The study presented herein is the analysis of Sodar based instrument measurements of air temperature, dew point, and vertical wind speed and direction, recorded at two South Carolina sites, Waties Island in North Myrtle Beach and in Sumter, and at three atmospheric ground stations. Two of the ground stations are National Weather Service stations near the Sodars and one is a Coastal Carolina University Sea-Econet, as a part of the National Oceanic & Atmospheric Administration, MESO program, weather-sensor site on the Coastal Carolina University campus in Conway South Carolina. Objectives of this study are to establish specific values of winds, land and sea temperatures, precipitation and dew points associated with the changes induced by passages of the Sea Breeze Front, and to examine differences in the station-to-station incarnation of the Sea Breeze circulation.
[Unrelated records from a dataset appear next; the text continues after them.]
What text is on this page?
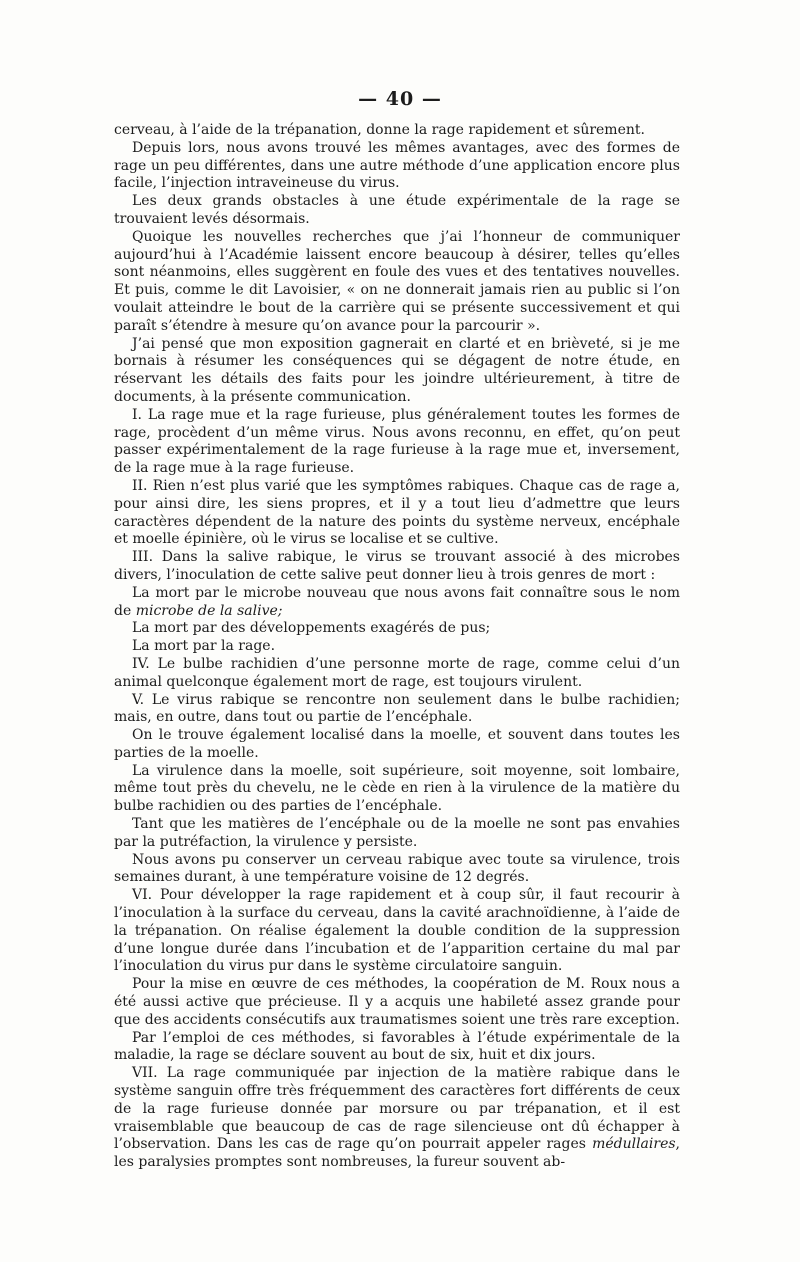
— 40 —

cerveau, à l’aide de la trépanation, donne la rage rapidement et sûrement.

Depuis lors, nous avons trouvé les mêmes avantages, avec des formes de rage un peu différentes, dans une autre méthode d’une application encore plus facile, l’injection intraveineuse du virus.

Les deux grands obstacles à une étude expérimentale de la rage se trouvaient levés désormais.

Quoique les nouvelles recherches que j’ai l’honneur de communiquer aujourd’hui à l’Académie laissent encore beaucoup à désirer, telles qu’elles sont néanmoins, elles suggèrent en foule des vues et des tentatives nouvelles. Et puis, comme le dit Lavoisier, « on ne donnerait jamais rien au public si l’on voulait atteindre le bout de la carrière qui se présente successivement et qui paraît s’étendre à mesure qu’on avance pour la parcourir ».

J’ai pensé que mon exposition gagnerait en clarté et en brièveté, si je me bornais à résumer les conséquences qui se dégagent de notre étude, en réservant les détails des faits pour les joindre ultérieurement, à titre de documents, à la présente communication.

I. La rage mue et la rage furieuse, plus généralement toutes les formes de rage, procèdent d’un même virus. Nous avons reconnu, en effet, qu’on peut passer expérimentalement de la rage furieuse à la rage mue et, inversement, de la rage mue à la rage furieuse.

II. Rien n’est plus varié que les symptômes rabiques. Chaque cas de rage a, pour ainsi dire, les siens propres, et il y a tout lieu d’admettre que leurs caractères dépendent de la nature des points du système nerveux, encéphale et moelle épinière, où le virus se localise et se cultive.

III. Dans la salive rabique, le virus se trouvant associé à des microbes divers, l’inoculation de cette salive peut donner lieu à trois genres de mort :

La mort par le microbe nouveau que nous avons fait connaître sous le nom de microbe de la salive;

La mort par des développements exagérés de pus;

La mort par la rage.

IV. Le bulbe rachidien d’une personne morte de rage, comme celui d’un animal quelconque également mort de rage, est toujours virulent.

V. Le virus rabique se rencontre non seulement dans le bulbe rachidien; mais, en outre, dans tout ou partie de l’encéphale.

On le trouve également localisé dans la moelle, et souvent dans toutes les parties de la moelle.

La virulence dans la moelle, soit supérieure, soit moyenne, soit lombaire, même tout près du chevelu, ne le cède en rien à la virulence de la matière du bulbe rachidien ou des parties de l’encéphale.

Tant que les matières de l’encéphale ou de la moelle ne sont pas envahies par la putréfaction, la virulence y persiste.

Nous avons pu conserver un cerveau rabique avec toute sa virulence, trois semaines durant, à une température voisine de 12 degrés.

VI. Pour développer la rage rapidement et à coup sûr, il faut recourir à l’inoculation à la surface du cerveau, dans la cavité arachnoïdienne, à l’aide de la trépanation. On réalise également la double condition de la suppression d’une longue durée dans l’incubation et de l’apparition certaine du mal par l’inoculation du virus pur dans le système circulatoire sanguin.

Pour la mise en œuvre de ces méthodes, la coopération de M. Roux nous a été aussi active que précieuse. Il y a acquis une habileté assez grande pour que des accidents consécutifs aux traumatismes soient une très rare exception.

Par l’emploi de ces méthodes, si favorables à l’étude expérimentale de la maladie, la rage se déclare souvent au bout de six, huit et dix jours.

VII. La rage communiquée par injection de la matière rabique dans le système sanguin offre très fréquemment des caractères fort différents de ceux de la rage furieuse donnée par morsure ou par trépanation, et il est vraisemblable que beaucoup de cas de rage silencieuse ont dû échapper à l’observation. Dans les cas de rage qu’on pourrait appeler rages médullaires, les paralysies promptes sont nombreuses, la fureur souvent ab-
Variability from station to station in the nature and timing of Sea Breeze Front passage is found to be a function of relative proximity to the coast with Sea Breeze Front passage occurring earliest at the North Myrtle Beach site (the station at the coast), then at Sumter (~100 km inland) and finally Aiken at >100 km inland. Satellite based estimates of the percentages of onshore penetration distances from the coast are depicted. Wind vectors and air temperatures associated with onsets and passages of the Sea Breeze display robust wind fields directed onshore perpendicular to the coastline. Kinematical descriptors of the Sea Breeze wind particle motions are presented and display coherent stable elliptical motions during the late summer to early fall but are absent during the winter.